Legal issue. Whether, in the context of a non-recourse loan, the foreclosing lender could recover a $307,193.76 refund paid to the borrower following a successful appeal of a real estate tax assessment.
Vital facts. Holt Road was a commercial foreclosure case concerning a non-recourse loan. Black’s defines such a loan as a “type of security loan which bars the lender from action against the borrower if the security value falls below the amount required to repay the loan.” In the commercial real estate context, this means that the lender’s recovery of the debt is limited to the mortgaged property. If there is a deficiency, the borrower, personally, is not on the hook. What made Holt Road unique was that, during the foreclosure case, the borrower received a sizable refund of real estate taxes (aka property taxes) from the county as a result of a tax appeal. Since the sheriff’s sale of the mortgaged real estate resulted in a deficiency, the lender sought recovery of the refund paid by the county in further satisfaction of the judgment/debt.
Procedural history. The trial court entered judgment in the borrower’s favor on the tax refund question, and the lender appealed. The Holt Road opinion is from the Court of Appeals. Following the opinion, the Indiana Supreme Court granted transfer, which automatically vacated the opinion. However, the Supreme Court later reinstated the Court of Appeals opinion, which today is good law.
Key rules. Holt Road is not rule heavy. The opinion slices and dices language in the mortgage. The Court cites to dictionaries more than law.
Holding. The Court reversed the trial court and bought the lender’s argument that the tax refund fell within its security interest, as articulated in Paragraph (K) of the mortgage dealing with “funds,” “claims,” and “general intangibles.” The Court awarded the refund, which was being held in escrow, to the lender.

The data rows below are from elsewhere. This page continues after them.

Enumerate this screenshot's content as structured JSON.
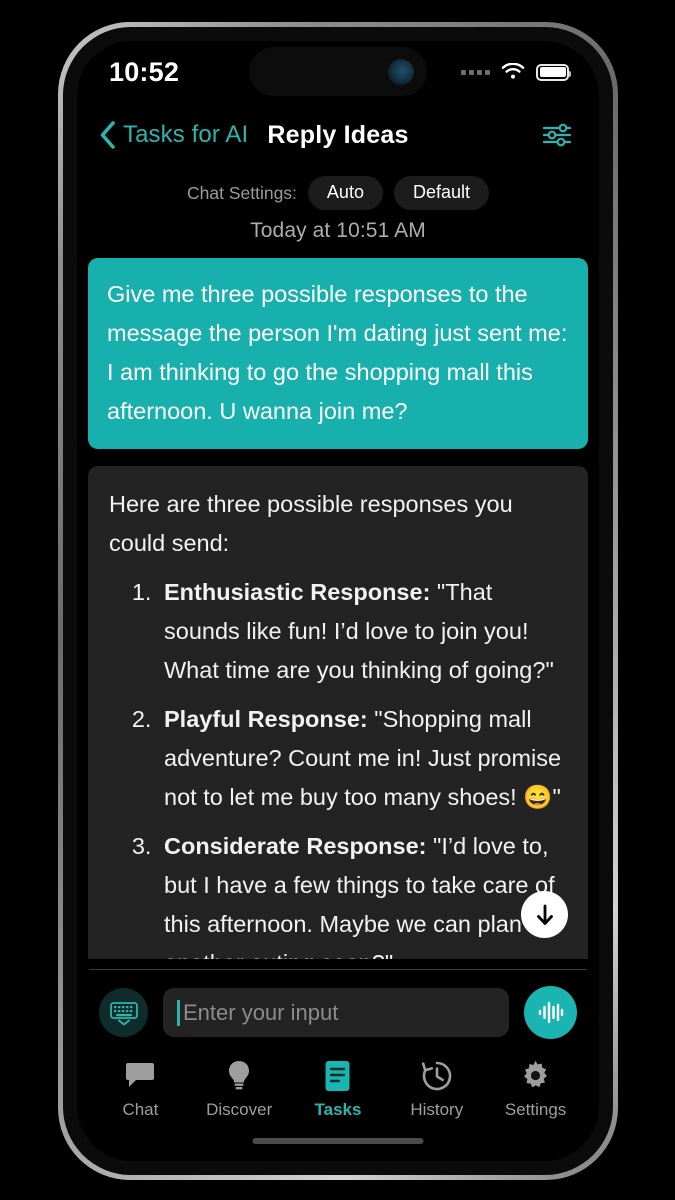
{
  "status_bar": {
    "time": "10:52",
    "cellular_icon": "signal-dots-icon",
    "wifi_icon": "wifi-icon",
    "battery_icon": "battery-full-icon"
  },
  "nav_bar": {
    "back_icon": "chevron-left-icon",
    "back_label": "Tasks for AI",
    "title": "Reply Ideas",
    "settings_icon": "sliders-icon"
  },
  "chat_settings": {
    "label": "Chat Settings:",
    "options": [
      {
        "label": "Auto"
      },
      {
        "label": "Default"
      }
    ]
  },
  "conversation": {
    "timestamp": "Today at 10:51 AM",
    "user_message": "Give me three possible responses to the message the person I'm dating just sent me: I am thinking to go the shopping mall this afternoon. U wanna join me?",
    "assistant_intro": "Here are three possible responses you could send:",
    "assistant_items": [
      {
        "title": "Enthusiastic Response:",
        "body": " \"That sounds like fun! I’d love to join you! What time are you thinking of going?\""
      },
      {
        "title": "Playful Response:",
        "body": " \"Shopping mall adventure? Count me in! Just promise not to let me buy too many shoes! 😄\""
      },
      {
        "title": "Considerate Response:",
        "body": " \"I’d love to, but I have a few things to take care of this afternoon. Maybe we can plan another outing soon?\""
      }
    ],
    "scroll_down_icon": "arrow-down-icon"
  },
  "input_bar": {
    "keyboard_icon": "keyboard-icon",
    "placeholder": "Enter your input",
    "value": "",
    "voice_icon": "waveform-icon"
  },
  "tab_bar": {
    "items": [
      {
        "label": "Chat",
        "icon": "chat-bubble-icon",
        "active": false
      },
      {
        "label": "Discover",
        "icon": "lightbulb-icon",
        "active": false
      },
      {
        "label": "Tasks",
        "icon": "document-lines-icon",
        "active": true
      },
      {
        "label": "History",
        "icon": "clock-rewind-icon",
        "active": false
      },
      {
        "label": "Settings",
        "icon": "gear-icon",
        "active": false
      }
    ]
  },
  "colors": {
    "accent_teal": "#17b0ad",
    "screen_background": "#000000",
    "assistant_bubble": "#232323",
    "inactive_tab": "#9e9e9e"
  }
}
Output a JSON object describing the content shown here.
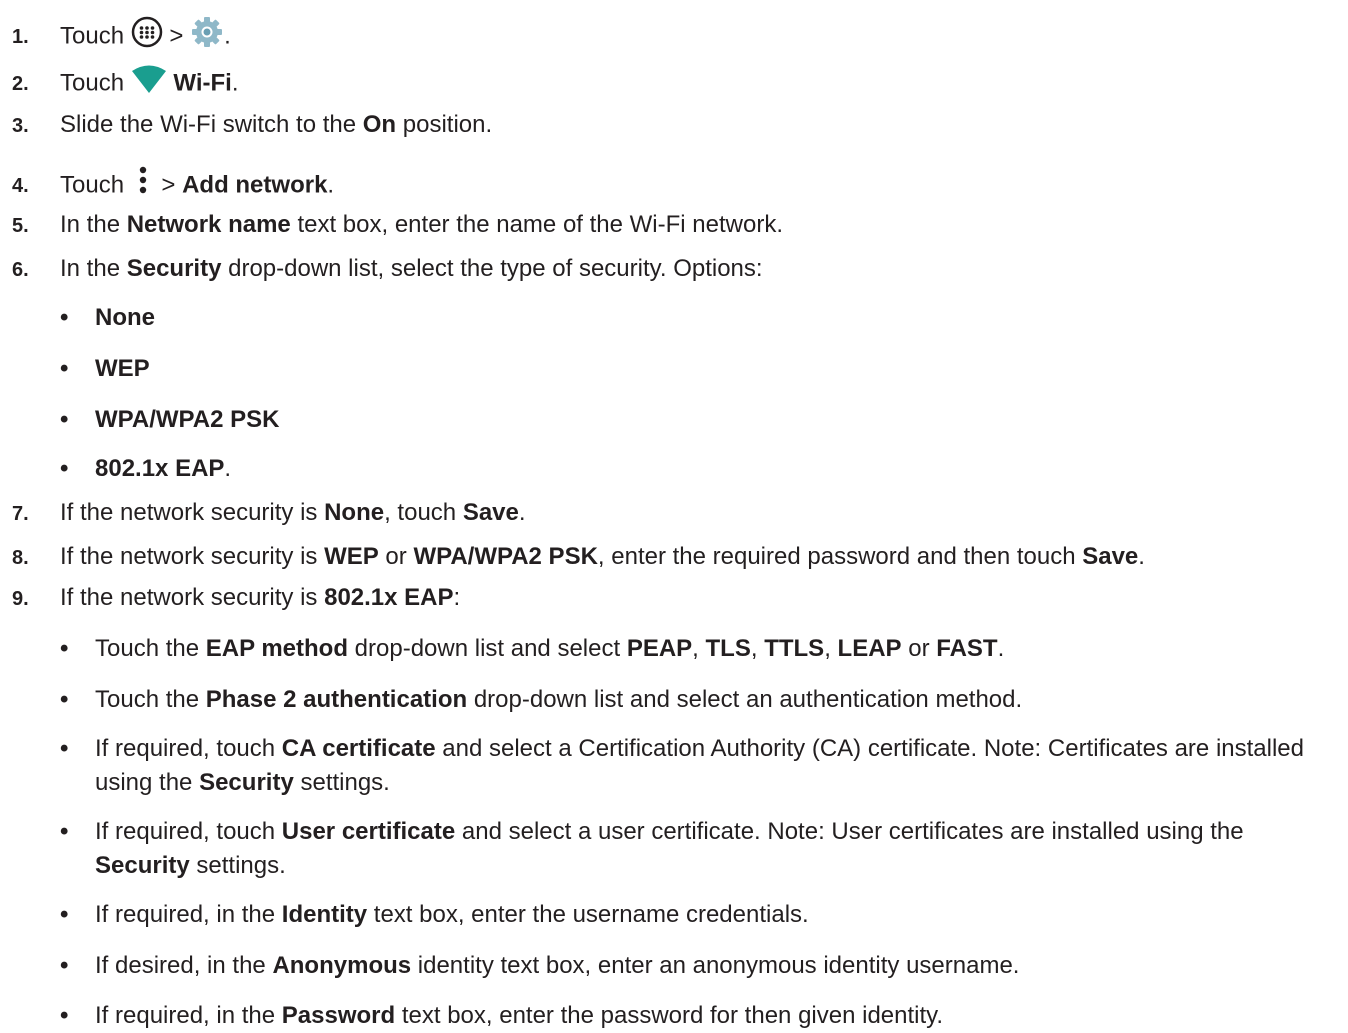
{
  "steps": [
    {
      "num": "1.",
      "touch": "Touch",
      "gt": ">",
      "period": "."
    },
    {
      "num": "2.",
      "touch": "Touch",
      "wifi": "Wi-Fi",
      "period": "."
    },
    {
      "num": "3.",
      "text_a": "Slide the Wi-Fi switch to the ",
      "on": "On",
      "text_b": " position."
    },
    {
      "num": "4.",
      "touch": "Touch",
      "gt": ">",
      "add_network": "Add network",
      "period": "."
    },
    {
      "num": "5.",
      "text_a": "In the ",
      "network_name": "Network name",
      "text_b": " text box, enter the name of the Wi-Fi network."
    },
    {
      "num": "6.",
      "text_a": "In the ",
      "security": "Security",
      "text_b": " drop-down list, select the type of security. Options:"
    },
    {
      "num": "7.",
      "text_a": "If the network security is ",
      "none": "None",
      "text_b": ", touch ",
      "save": "Save",
      "text_c": "."
    },
    {
      "num": "8.",
      "text_a": "If the network security is ",
      "wep": "WEP",
      "text_b": " or ",
      "wpa": "WPA/WPA2 PSK",
      "text_c": ", enter the required password and then touch ",
      "save": "Save",
      "text_d": "."
    },
    {
      "num": "9.",
      "text_a": "If the network security is ",
      "eap": "802.1x EAP",
      "text_b": ":"
    }
  ],
  "security_options": [
    "None",
    "WEP",
    "WPA/WPA2 PSK",
    "802.1x EAP"
  ],
  "security_options_last_suffix": ".",
  "eap_bullets": {
    "b1": {
      "a": "Touch the ",
      "eap_method": "EAP method",
      "b": " drop-down list and select ",
      "peap": "PEAP",
      "c": ", ",
      "tls": "TLS",
      "d": ", ",
      "ttls": "TTLS",
      "e": ", ",
      "leap": "LEAP",
      "f": " or ",
      "fast": "FAST",
      "g": "."
    },
    "b2": {
      "a": "Touch the ",
      "phase2": "Phase 2 authentication",
      "b": " drop-down list and select an authentication method."
    },
    "b3": {
      "a": "If required, touch ",
      "ca": "CA certificate",
      "b": " and select a Certification Authority (CA) certificate. Note: Certificates are installed using the ",
      "security": "Security",
      "c": " settings."
    },
    "b4": {
      "a": "If required, touch ",
      "user_cert": "User certificate",
      "b": " and select a user certificate. Note: User certificates are installed using the ",
      "security": "Security",
      "c": " settings."
    },
    "b5": {
      "a": "If required, in the ",
      "identity": "Identity",
      "b": " text box, enter the username credentials."
    },
    "b6": {
      "a": "If desired, in the ",
      "anonymous": "Anonymous",
      "b": " identity text box, enter an anonymous identity username."
    },
    "b7": {
      "a": "If required, in the ",
      "password": "Password",
      "b": " text box, enter the password for then given identity."
    }
  },
  "bullet_char": "•",
  "icons": {
    "apps": "apps-grid-icon",
    "settings": "settings-gear-icon",
    "wifi": "wifi-icon",
    "overflow": "overflow-menu-icon"
  },
  "colors": {
    "text": "#231f20",
    "wifi": "#1a9e8f",
    "gear": "#8fb8c8"
  }
}
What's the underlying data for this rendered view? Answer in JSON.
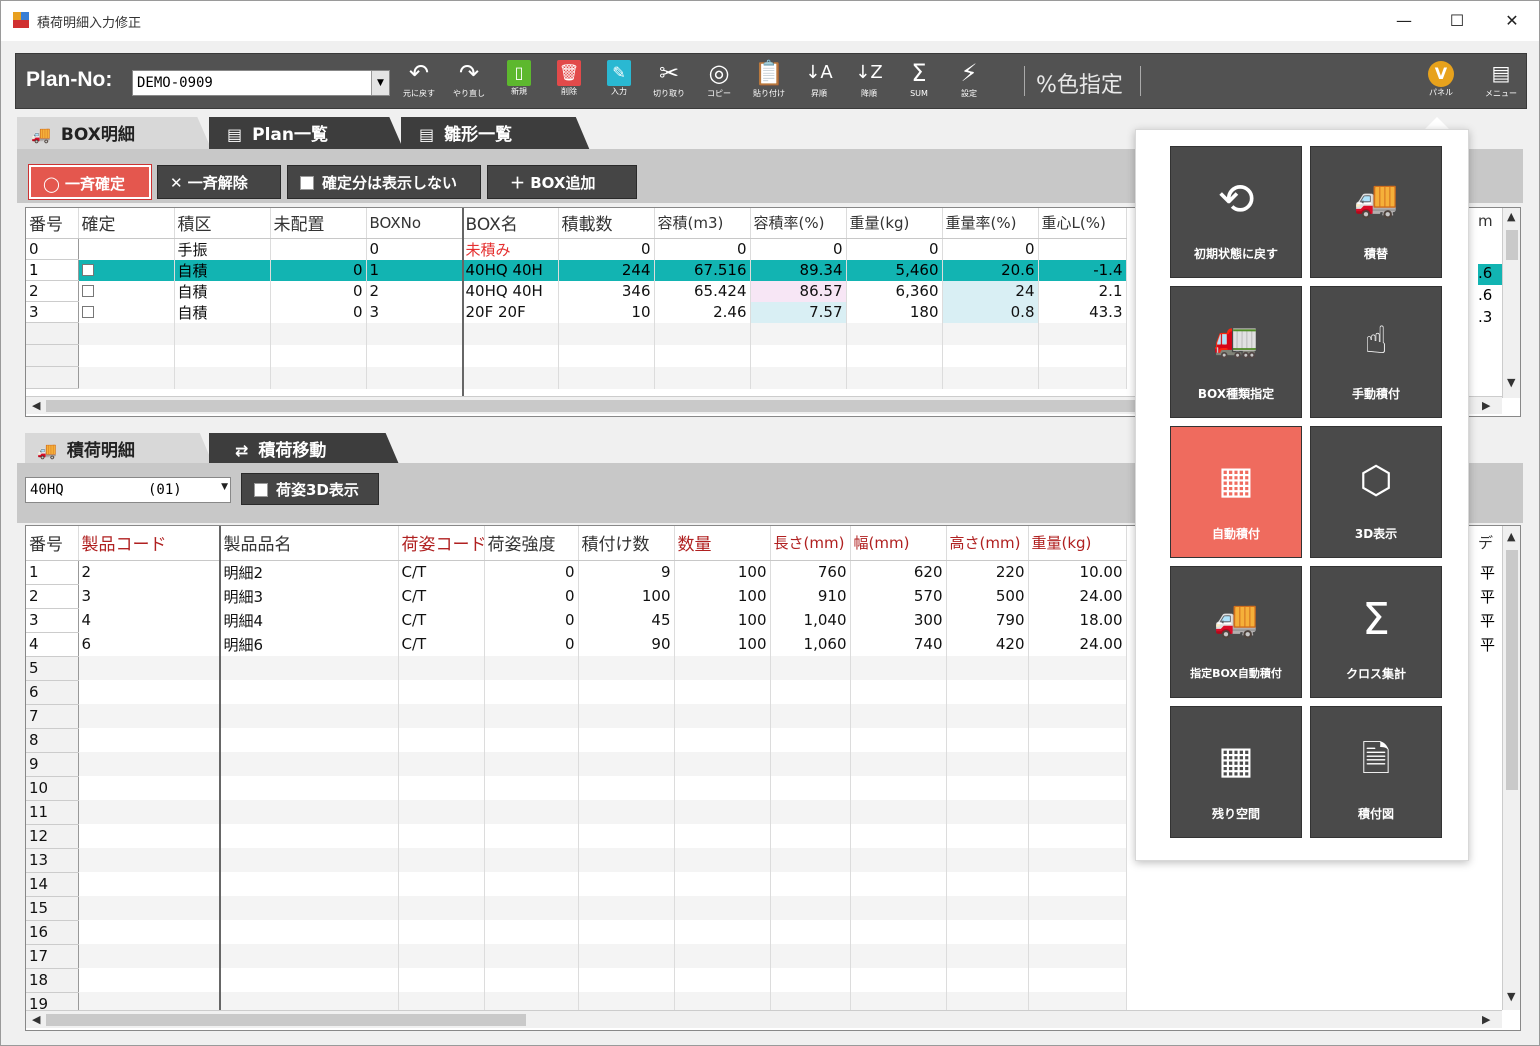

Policy/rationale. The borrower asserted that the refund was a personal asset that was protected by the non-recourse nature of the deal – sort of like income. Arguably the outcome was contrary to the essence of a non-recourse loan. But the lender’s winning argument was that the funds were connected to the real estate, over which the lender held a broadly-defined security interest. The Court examined in detail the language in the mortgage and found the tax refund to fall within the scope of the applicable lien provisions. Close call.